You risk being made liable for debts you are not aware of or did not agree to;
Running a new business with someone else can be difficult, especially if you have never worked together;
You have to share your business profits;
Depending on your business profits, a partnership may not be the most tax-efficient business structure.

Taxes

The Partnership itself needs to fill out it’s own tax return summarising how much money the business has made.

Furthermore, each member of the Partnership must report their portion of income and expenses on their own self-assessment tax return. They will then pay the same taxes as a sole trader:

  • Income tax
  • Class 2 National Insurance
  • Class 4 National Insurance

The amount that you pay depends on your portion of the partnership business profits.

Read more: How Does Tax Work in a Partnership?

Reporting Requirements

You will need to let HMRC know that you are in a partnership and nominate the partner who will be responsible for the partnership tax returns and administration.

Each partner will need to report their portion of earnings for each tax year once a year on a self-assessment tax return due by 31 January.

Tax payments are due by this date as well, with a mid-year tax instalment due by 31 July (aka a payment on account).

Who Chooses this Option?

People generally opt to set up a Partnership when they:

  • Go into business with someone else;
  • Want to have a formal arrangement for sharing profits with someone they work with.

How to Register a Partnership

Limited Liability Partnership (LLP)

An LLP is a separate business entity from the partners. Similar to a Limited Company, it offers the partners legal protection because they are not personally responsible for the business’ liabilities.

You should also be aware that LLPs is a UK business structure that must have a minimum of two partners.

Pros and Cons

+ Limited Liability status protects the partners personal assets;
+ Partners can have different levels of responsibility;
+ LLPs are registered at Companies House, meaning other partnerships are prevented from using the same name for their LLP.

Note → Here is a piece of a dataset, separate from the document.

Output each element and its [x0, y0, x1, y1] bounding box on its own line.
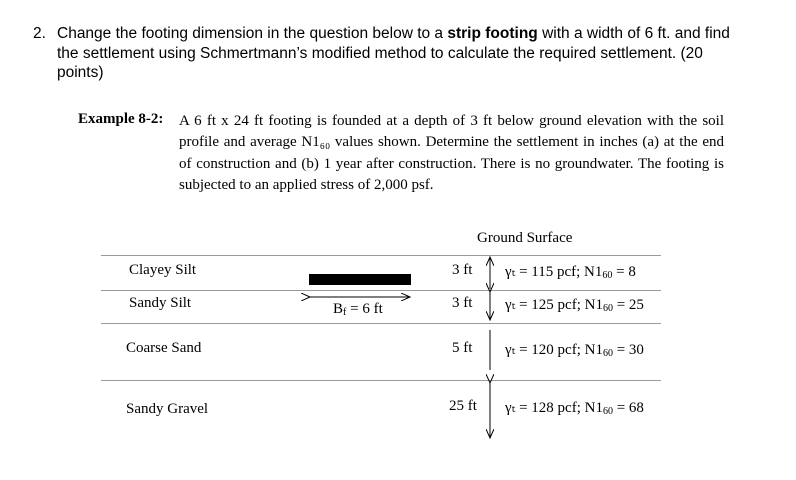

Annual Accounts will be made publically available at Companies House each year;
Each partner pays income tax on their portion of the profits which means, depending on how much money they are making they could end up paying more tax than if they formed a Limited Company instead.

Taxes

Each member of the Partnership must report their portion of income and expenses on their own self-assessment tax return, paying the same taxes as a sole trader:

  • Income tax
  • Class 2 National Insurance
  • Class 4 National Insurance

The amount of each that you pay depends on your portion of the partnership business profits.

Read more: Tax and National Insurance When You’re Self-Employed

Reporting Requirements

A registered LLP has the following reporting requirements:

  • Annual Company Accounts with Companies House
  • An annual Confirmation Statement with Companies House

In addition, any changes to things like registered office or partners need to be reported separately.

Who Chooses this Option?

People generally opt to set up a Limited Liability Partnership when they:

  • Go into business with someone else;
  • Want to have a formal arrangement for sharing profits with someone they work with;
  • Want to legally protect their personal assets and make the business responsible for its own debts.

Wrapping Up

Choosing the right business structure will save you tax but jumping in to the wrong one could mean you end up have more administration than you can handle. This could ultimately mean you have to pay an accountant.

If you are unsure what legal structure is right for you or are working with business partners, then seek professional advice to help you decide what is right for your new business.